JSON to TypeScript interface converter takes any JSON object and generates a matching TypeScript interface definition automatically. This free, browser-based tool saves time when typing up interfaces by hand, especially for large API responses. No signup required, paste your JSON, copy the generated interface, and drop it straight into your TypeScript project.
The JSON to TypeScript converter automatically generates TypeScript interface definitions from any JSON object or array. It analyzes your JSON input, infers types for each property (string, number, boolean, null, array, nested object), and produces clean, named TypeScript interfaces ready to paste into your codebase. This tool is particularly valuable when integrating with external APIs or working with existing JSON data sources where you need type safety in your TypeScript project but do not have the time or access to write interfaces by hand. It handles nested objects (generating child interfaces), arrays of objects (inferring the element type), optional and nullable fields, and union types where a property has mixed types across array items. The tool runs entirely in your browser and is free to use with no account required.

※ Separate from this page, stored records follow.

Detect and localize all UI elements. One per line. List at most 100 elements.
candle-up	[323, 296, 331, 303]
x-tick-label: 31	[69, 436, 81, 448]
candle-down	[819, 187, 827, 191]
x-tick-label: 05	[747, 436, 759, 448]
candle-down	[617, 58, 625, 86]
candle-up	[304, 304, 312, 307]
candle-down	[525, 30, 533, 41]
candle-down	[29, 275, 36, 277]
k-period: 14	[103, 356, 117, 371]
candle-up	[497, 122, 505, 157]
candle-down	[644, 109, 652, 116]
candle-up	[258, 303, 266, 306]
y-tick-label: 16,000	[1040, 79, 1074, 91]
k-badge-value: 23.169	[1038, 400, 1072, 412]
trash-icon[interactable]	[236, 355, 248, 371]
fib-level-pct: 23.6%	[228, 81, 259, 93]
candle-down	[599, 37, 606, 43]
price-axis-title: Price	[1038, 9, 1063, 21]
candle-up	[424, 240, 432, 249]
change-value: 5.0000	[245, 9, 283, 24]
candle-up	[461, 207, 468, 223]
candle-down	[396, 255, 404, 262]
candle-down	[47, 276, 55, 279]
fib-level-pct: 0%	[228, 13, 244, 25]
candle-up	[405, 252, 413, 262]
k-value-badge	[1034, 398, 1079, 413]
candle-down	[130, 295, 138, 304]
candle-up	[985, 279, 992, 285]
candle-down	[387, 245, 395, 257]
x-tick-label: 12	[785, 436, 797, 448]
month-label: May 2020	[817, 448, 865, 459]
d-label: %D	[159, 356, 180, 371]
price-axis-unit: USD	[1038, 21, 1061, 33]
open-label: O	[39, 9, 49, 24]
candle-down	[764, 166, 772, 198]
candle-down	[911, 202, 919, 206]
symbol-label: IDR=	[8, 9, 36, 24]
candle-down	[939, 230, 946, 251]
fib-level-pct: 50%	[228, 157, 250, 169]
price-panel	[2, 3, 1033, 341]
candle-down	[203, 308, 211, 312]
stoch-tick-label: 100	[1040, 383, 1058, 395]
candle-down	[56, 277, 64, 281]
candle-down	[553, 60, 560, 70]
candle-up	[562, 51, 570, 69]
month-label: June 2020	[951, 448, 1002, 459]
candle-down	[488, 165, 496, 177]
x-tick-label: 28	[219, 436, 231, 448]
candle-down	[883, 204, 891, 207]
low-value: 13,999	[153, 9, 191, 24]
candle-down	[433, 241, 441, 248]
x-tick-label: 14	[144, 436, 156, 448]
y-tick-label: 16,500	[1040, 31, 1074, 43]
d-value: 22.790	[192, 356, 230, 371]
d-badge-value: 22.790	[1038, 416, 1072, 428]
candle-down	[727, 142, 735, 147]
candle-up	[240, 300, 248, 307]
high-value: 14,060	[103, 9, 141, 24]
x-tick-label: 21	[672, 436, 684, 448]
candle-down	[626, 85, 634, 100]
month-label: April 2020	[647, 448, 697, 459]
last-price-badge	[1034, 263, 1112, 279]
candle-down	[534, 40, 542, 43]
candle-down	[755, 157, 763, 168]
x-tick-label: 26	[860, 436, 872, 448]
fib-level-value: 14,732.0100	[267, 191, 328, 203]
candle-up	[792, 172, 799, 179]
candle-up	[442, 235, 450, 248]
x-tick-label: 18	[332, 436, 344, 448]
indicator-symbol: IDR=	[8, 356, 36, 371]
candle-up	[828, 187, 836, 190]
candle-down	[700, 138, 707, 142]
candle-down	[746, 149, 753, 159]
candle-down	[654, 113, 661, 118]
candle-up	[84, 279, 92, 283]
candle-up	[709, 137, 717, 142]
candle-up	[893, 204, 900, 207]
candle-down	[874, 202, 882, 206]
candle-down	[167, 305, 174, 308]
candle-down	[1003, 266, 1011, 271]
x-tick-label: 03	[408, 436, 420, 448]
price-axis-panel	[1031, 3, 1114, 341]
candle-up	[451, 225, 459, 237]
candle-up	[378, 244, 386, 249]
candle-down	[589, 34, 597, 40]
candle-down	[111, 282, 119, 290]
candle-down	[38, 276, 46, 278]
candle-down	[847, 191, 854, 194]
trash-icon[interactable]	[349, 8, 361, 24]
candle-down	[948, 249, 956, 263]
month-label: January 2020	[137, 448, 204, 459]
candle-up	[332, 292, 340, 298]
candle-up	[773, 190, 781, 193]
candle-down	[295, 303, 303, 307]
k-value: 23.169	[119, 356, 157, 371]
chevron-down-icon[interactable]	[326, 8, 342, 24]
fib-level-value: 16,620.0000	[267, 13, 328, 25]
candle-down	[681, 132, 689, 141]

Writing TypeScript interfaces manually for complex API responses is slow and error-prone, especially when the response has ten or twenty fields with nested objects. Mistakes like mismatched property names or incorrect types cause TypeScript compilation errors that are frustrating to debug when the interface and the actual data are out of sync. This converter eliminates that manual work by reading the actual shape of your data and generating accurate interfaces automatically. For nested objects, it creates separate named interfaces and references them by name, keeping the output organized and readable. For arrays, it inspects all items in the array to build a union type if the items have varying shapes. The generated interface names are derived from the JSON structure: the root object becomes the main interface, and nested objects get names based on their property keys. You can rename them after pasting into your editor. A common workflow is to call your API endpoint in the browser or with a tool like Postman, copy the JSON response, paste it here, then copy the generated interfaces into a types.ts file. From that point, TypeScript provides autocomplete and type checking throughout your codebase. The tool also handles edge cases like empty arrays (typed as unknown[]) and null values (typed as Type | null).